While Sushant Singh Rajput's sudden death has left everyone shocked, it has also started a conversation on the topics of mental health, nepotism and much more. At the same time, the media has also received a lot of flak for being insensitive when it comes to covering someone's death news.
Recently, Deepika Padukone schooled a paparazzo for posting a video of Sushant's mortal remains being carried from the hospital to the crematorium.
A Video From Sushant's Last Rites Caught Deepika's Attention
A photographer shared the video of Sushant's last rites and captioned it as, "Please note my images and videos cannot be posted on any platforms without my written consent."
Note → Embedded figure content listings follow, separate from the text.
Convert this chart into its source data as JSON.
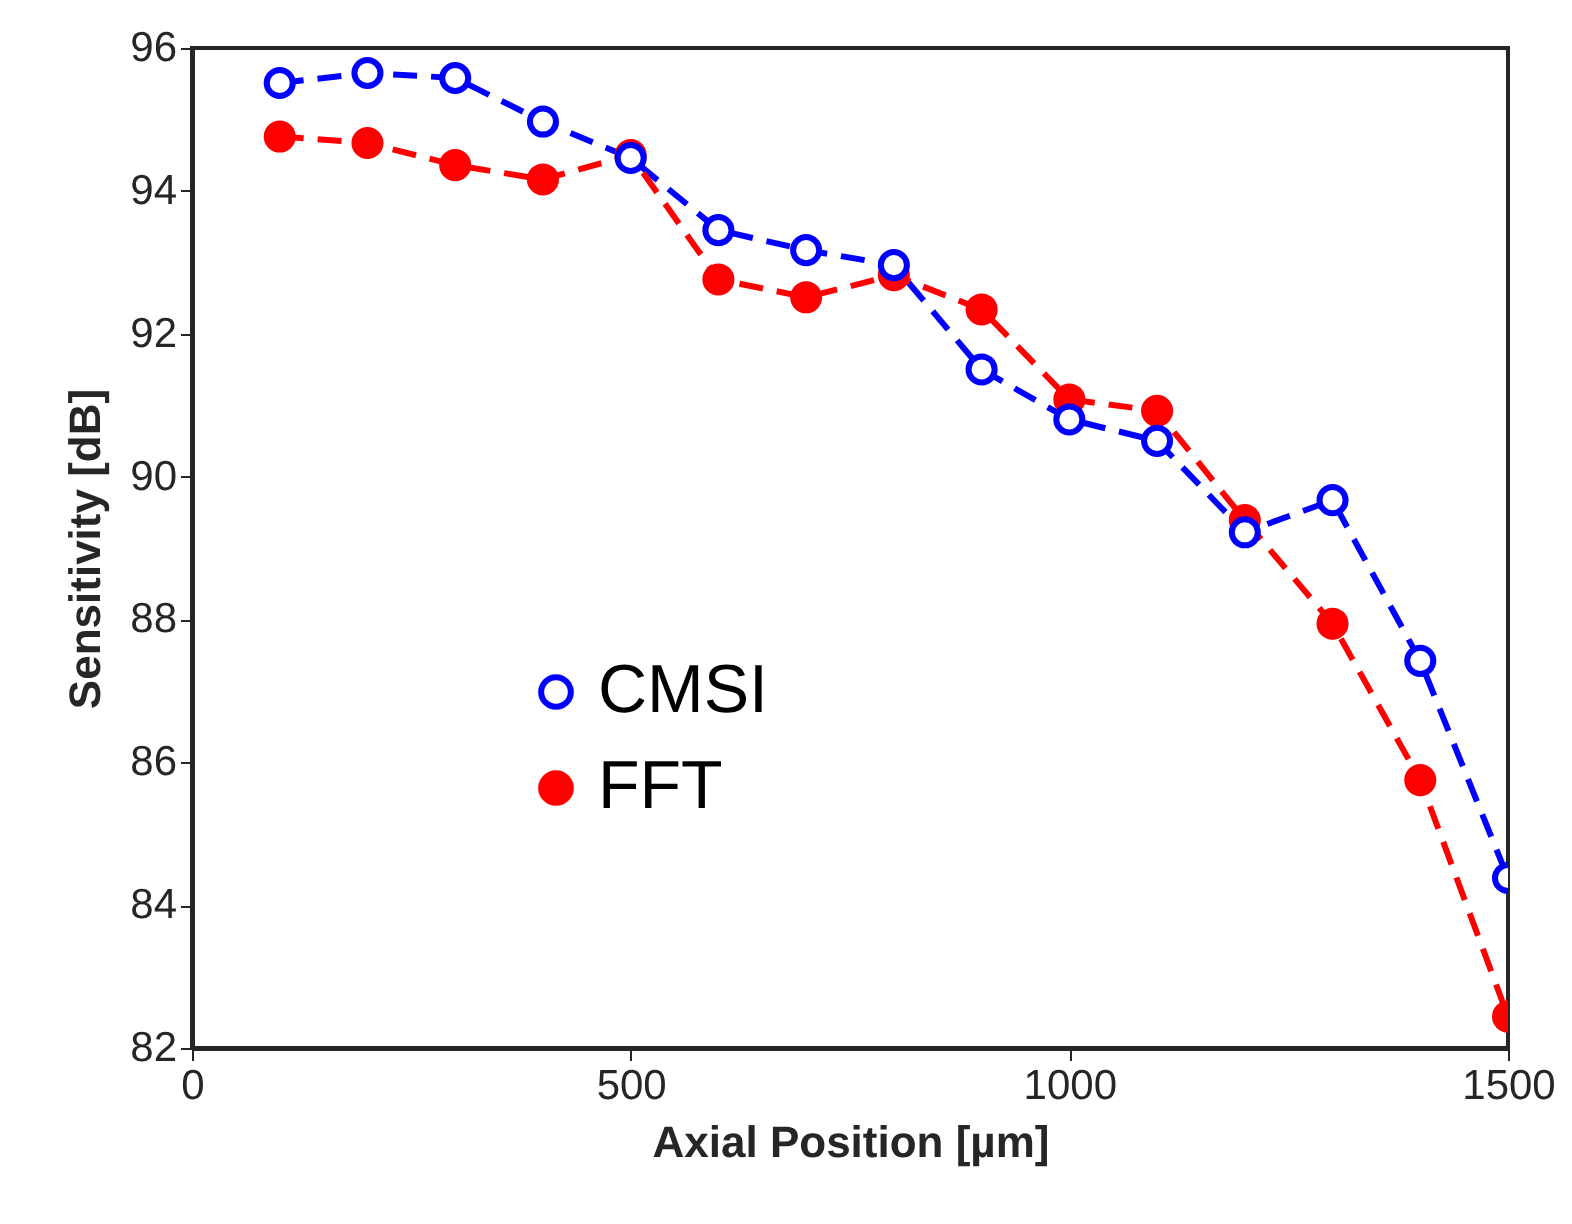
{
  "chart_data": {
    "type": "line",
    "xlabel": "Axial Position [µm]",
    "ylabel": "Sensitivity [dB]",
    "x": [
      100,
      200,
      300,
      400,
      500,
      600,
      700,
      800,
      900,
      1000,
      1100,
      1200,
      1300,
      1400,
      1500
    ],
    "xlim": [
      0,
      1500
    ],
    "xticks": [
      0,
      500,
      1000,
      1500
    ],
    "ylim": [
      82,
      96
    ],
    "yticks": [
      82,
      84,
      86,
      88,
      90,
      92,
      94,
      96
    ],
    "grid": false,
    "legend": "bottom left",
    "marker": "circle",
    "line_style": "dashed",
    "series": [
      {
        "name": "CMSI",
        "color": "#0000ff",
        "values": [
          95.51,
          95.65,
          95.58,
          94.97,
          94.46,
          93.45,
          93.17,
          92.96,
          91.5,
          90.8,
          90.5,
          89.22,
          89.67,
          87.42,
          84.38
        ]
      },
      {
        "name": "FFT",
        "color": "#ff0000",
        "values": [
          94.76,
          94.67,
          94.36,
          94.16,
          94.5,
          92.76,
          92.51,
          92.82,
          92.34,
          91.08,
          90.92,
          89.39,
          87.94,
          85.75,
          82.44
        ]
      }
    ]
  }
}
Deepika Called Out The Paparazzi For Being Insensitive
The actress commented on that post, "Right. But it is OK for you to take this video and not only post it but also probably monetise it without his or his family's written consent?" The photographer later deleted that video.
Post Sushant's Demise, Deepika Has Been Regularly Spreading Awareness About Depression On Her Social Media Handles.
When the news of Sushant's death broke out, the actress had posted, "As a person who has had a lived experience with mental illness, I cannot stress enough about the importance of reaching out. Talk. Communicate. Express. Seek help. Remember, you are not alone. We are in this together. And most importantly, there is Hope."
In another post, she had written, "My dear friends in the Media, criminals 'commit' a crime. People don't 'commit' suicide. They 'die by suicide'. Their actions arise out of deep anguish. Thank you..."
Deepika Padukone Isn't The Only Celeb Who Has Urged The Media To Be Sensitive While Covering Death News
Recently, Bollywood actress Kriti Sanon had slammed the press for being too intrusive when she attended Sushant's funeral.
In a lengthy post on her Instagram page, the actress had written, "Banging the car window and saying madam sheesha neeche karo na to get a clearer picture of someone going for a funeral. Funeral is a very private and personal affair. Let's put humanity before our profession. Someone should define what's acceptable, what's not, what falls under journalism, and what comes under none of your business and live and let live."